On interroge dans Le Figaro (FigaroVox) Philippe de Villiers, ce qui est tout de même plus instructif qu’un Manuel Valls multiplié par plusieurs BHL. On lira ses réponses sur des sujets importants, particulièrement l’Ukraine, la Russie, la France et son président, l’Europe... On notera son approbation appuyée de la position évoluée depuis quelques semaines de Hollande dans la crise ukrainienne et les relations avec la Russie, sa perception appuyée de la dimension culturelle et spirituelle de ces affaires, ses attaques contre l’Europe, très violentes et parfaitement justifiées par leur dénonciation implicite du phénomène de la déstructuration, et son affirmation que la Grèce finira par quitter l’euro. Une fois de plus est illustré le mélange des genres que suscite la Grande Crise, entre gauche et droite selon les anciens classements archaïques que le Système voudrait à tout prix conserver pour cultiver la division entre les forces antiSystème.

On notera également, d’un autre point de vue, que cette interview a été reprise par Sputnik.News sur son réseau anglais (le 24 février 2015). Cette observation nous conduit à l’hypothèse que les Russes ont dû lire cette interview avec grand intérêt d’une part, et que Villiers, qui a des relations avec la Russie et sa direction (voir le 16 octobre 2014), exprime des idées qui ne sont pas éloignées de celles qu’entretient cette direction. (L’interview de Philippe de Villiers sur FigaroVox le 23 février 2015.)

FigaroVox – «Que pensez-vous des accords de Minsk négociés par François Hollande et Angela Merkel avec Vladimir Poutine?»

Philippe de Villiers – «Les accords de Minsk sont très importants car ils recèlent quatre novations.

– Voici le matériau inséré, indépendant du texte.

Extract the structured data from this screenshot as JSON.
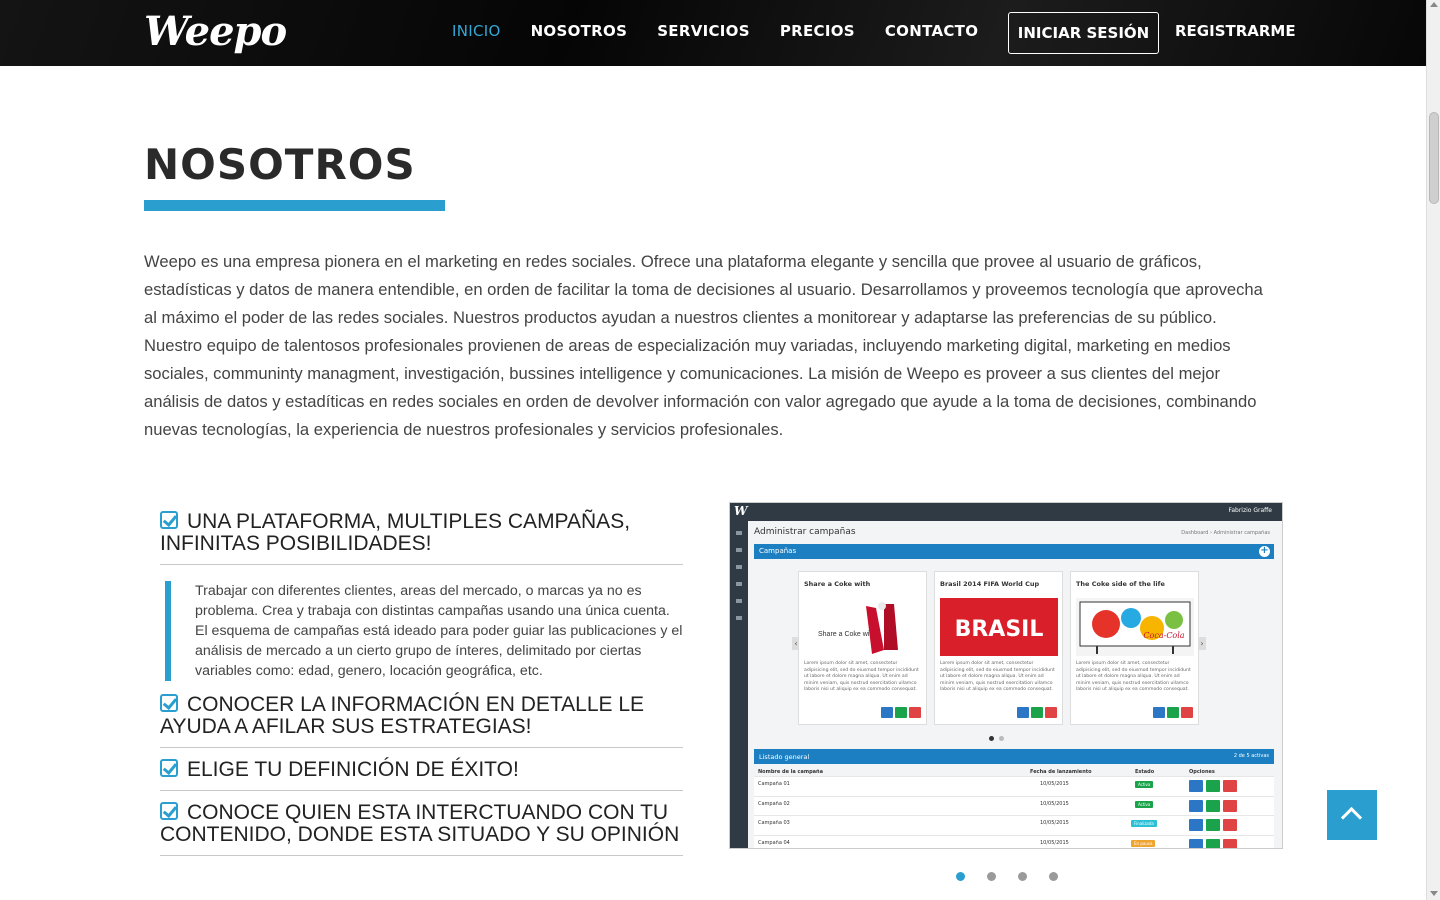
{
  "nav": {
    "logo": "Weepo",
    "links": [
      "INICIO",
      "NOSOTROS",
      "SERVICIOS",
      "PRECIOS",
      "CONTACTO"
    ],
    "active_index": 0,
    "login_label": "INICIAR SESIÓN",
    "register_label": "REGISTRARME"
  },
  "colors": {
    "accent": "#2a9fcf",
    "navbar": "#0b0b0b",
    "text": "#444444",
    "title": "#2a2a2a"
  },
  "section": {
    "title": "NOSOTROS",
    "intro": "Weepo es una empresa pionera en el marketing en redes sociales. Ofrece una plataforma elegante y sencilla que provee al usuario de gráficos, estadísticas y datos de manera entendible, en orden de facilitar la toma de decisiones al usuario. Desarrollamos y proveemos tecnología que aprovecha al máximo el poder de las redes sociales. Nuestros productos ayudan a nuestros clientes a monitorear y adaptarse las preferencias de su público. Nuestro equipo de talentosos profesionales provienen de areas de especialización muy variadas, incluyendo marketing digital, marketing en medios sociales, communinty managment, investigación, bussines intelligence y comunicaciones. La misión de Weepo es proveer a sus clientes del mejor análisis de datos y estadíticas en redes sociales en orden de devolver información con valor agregado que ayude a la toma de decisiones, combinando nuevas tecnologías, la experiencia de nuestros profesionales y servicios profesionales."
  },
  "features": [
    {
      "title": "UNA PLATAFORMA, MULTIPLES CAMPAÑAS, INFINITAS POSIBILIDADES!",
      "body": "Trabajar con diferentes clientes, areas del mercado, o marcas ya no es problema. Crea y trabaja con distintas campañas usando una única cuenta. El esquema de campañas está ideado para poder guiar las publicaciones y el análisis de mercado a un cierto grupo de ínteres, delimitado por ciertas variables como: edad, genero, locación geográfica, etc.",
      "icon": "check-square-icon"
    },
    {
      "title": "CONOCER LA INFORMACIÓN EN DETALLE LE AYUDA A AFILAR SUS ESTRATEGIAS!",
      "icon": "check-square-icon"
    },
    {
      "title": "ELIGE TU DEFINICIÓN DE ÉXITO!",
      "icon": "check-square-icon"
    },
    {
      "title": "CONOCE QUIEN ESTA INTERCTUANDO CON TU CONTENIDO, DONDE ESTA SITUADO Y SU OPINIÓN",
      "icon": "check-square-icon"
    }
  ],
  "screenshot": {
    "logo": "W",
    "user": "Fabrizio Graffe",
    "page_title": "Administrar campañas",
    "breadcrumb": "Dashboard  ›  Administrar campañas",
    "campaigns_bar": "Campañas",
    "cards": [
      {
        "title": "Share a Coke with",
        "img_text": "Share a Coke with...",
        "text": "Lorem ipsum dolor sit amet, consectetur adipisicing elit, sed do eiusmod tempor incididunt ut labore et dolore magna aliqua. Ut enim ad minim veniam, quis nostrud exercitation ullamco laboris nisi ut aliquip ex ea commodo consequat."
      },
      {
        "title": "Brasil 2014 FIFA World Cup",
        "img_text": "BRASIL",
        "text": "Lorem ipsum dolor sit amet, consectetur adipisicing elit, sed do eiusmod tempor incididunt ut labore et dolore magna aliqua. Ut enim ad minim veniam, quis nostrud exercitation ullamco laboris nisi ut aliquip ex ea commodo consequat."
      },
      {
        "title": "The Coke side of the life",
        "img_text": "Coca-Cola",
        "text": "Lorem ipsum dolor sit amet, consectetur adipisicing elit, sed do eiusmod tempor incididunt ut labore et dolore magna aliqua. Ut enim ad minim veniam, quis nostrud exercitation ullamco laboris nisi ut aliquip ex ea commodo consequat."
      }
    ],
    "list_bar": "Listado general",
    "list_count": "2 de 5 activas",
    "table_headers": [
      "Nombre de la campaña",
      "Fecha de lanzamiento",
      "Estado",
      "Opciones"
    ],
    "rows": [
      {
        "name": "Campaña 01",
        "date": "10/05/2015",
        "status": "Activa",
        "status_color": "#1aa34a"
      },
      {
        "name": "Campaña 02",
        "date": "10/05/2015",
        "status": "Activa",
        "status_color": "#1aa34a"
      },
      {
        "name": "Campaña 03",
        "date": "10/05/2015",
        "status": "Finalizada",
        "status_color": "#2cc0d6"
      },
      {
        "name": "Campaña 04",
        "date": "10/05/2015",
        "status": "En pausa",
        "status_color": "#f0a430"
      }
    ]
  },
  "carousel": {
    "count": 4,
    "active_index": 0
  }
}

D'abord ils ont permis aux protagonistes de sortir d'une logique de guerre. La voie diplomatique des petits pas augure un possible avenir pacifique. Deuxièmement, deux grands États européens, la France et l'Allemagne, ont mené la négociation et se sont portés garants de l'exécution de l'accord aux côtés de la Russie. Il est patent que ni l'Union européenne ni l'Amérique n'ont la capacité ou la volonté de faire la paix là-bas. Ces accords montrent que c'est seulement lorsque l'Europe parle à l'Europe qu'une paix réelle devient envisageable, – c'est l'Europe des États. Troisièmement, l'accord ouvre la voie à la seule solution qui subsiste pour l'unité territoriale de l'Ukraine: l'acceptation par Kiev d'un statut spécifique pour l'est du pays avec un droit à la langue maternelle russe. Enfin, à la différence de l'accord de septembre, celui-ci est doté d'un calendrier pour chaque phase.»

FigaroVox – «Une fois n'est pas coutume, vous saluez donc l'initiative de François Hollande?»

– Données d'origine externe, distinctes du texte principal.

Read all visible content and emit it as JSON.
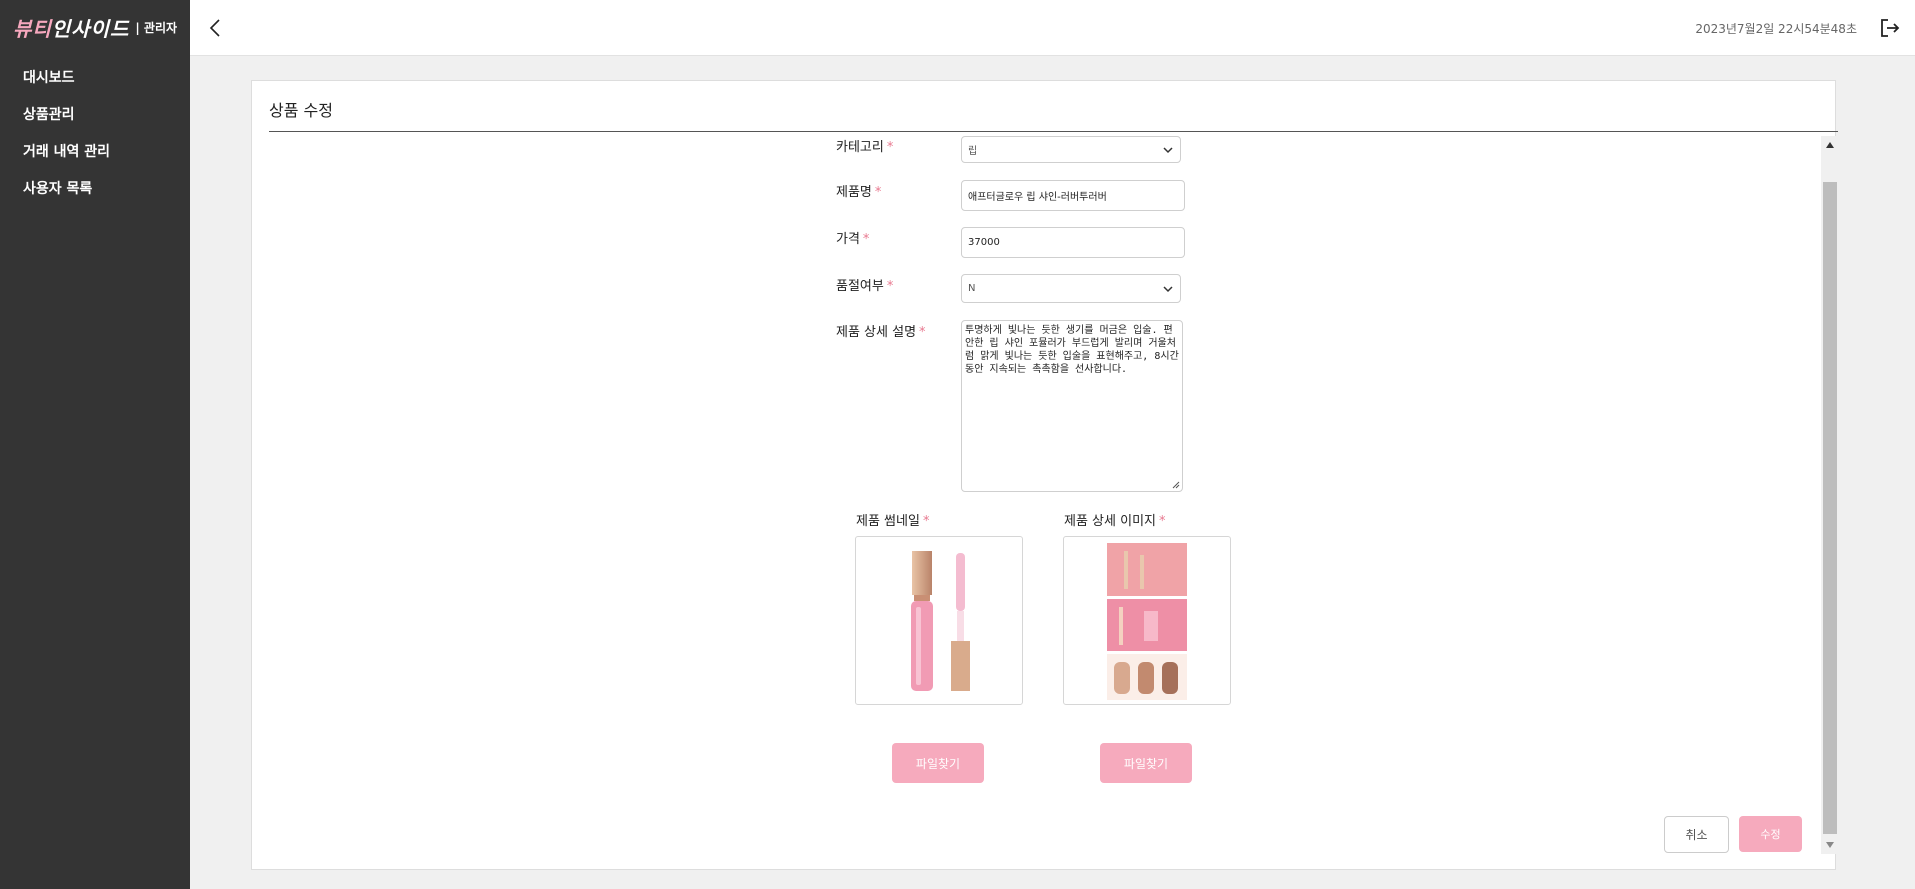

Philippe de Villiers – «Oui, car l'Europe ne doit plus écrire son avenir avec le stylo américain. François Hollande s'est comporté en chef d'État sans prendre garde aux consignes américaines. Il a su résister à la prétention des États-Unis d'exiger l'entrée de l'Ukraine dans l'Otan. Désormais, il faut encourager la France à aller au-delà de cette première phase positive d'émancipation. François Hollande doit maintenant livrer le Mistral à la Russie et respecter ainsi le contrat commercial signé par la France et payé par les Russes à hauteur d'un milliard d'euros. Il doit également lever les sanctions qui sont aujourd'hui des actes de guerre encore plus défavorables à l'économie française qu'à l'économie russe et ne touchent aucunement l'économie américaine. Mais le plus important, plutôt que de s'entêter à construire l'Europe artificielle de Maastricht, sera de préparer demain la seule Europe viable et raisonnable pour mettre en œuvre un grand partenariat stratégique et culturel avec la Russie, l'Europe de l'Atlantique à l'Oural.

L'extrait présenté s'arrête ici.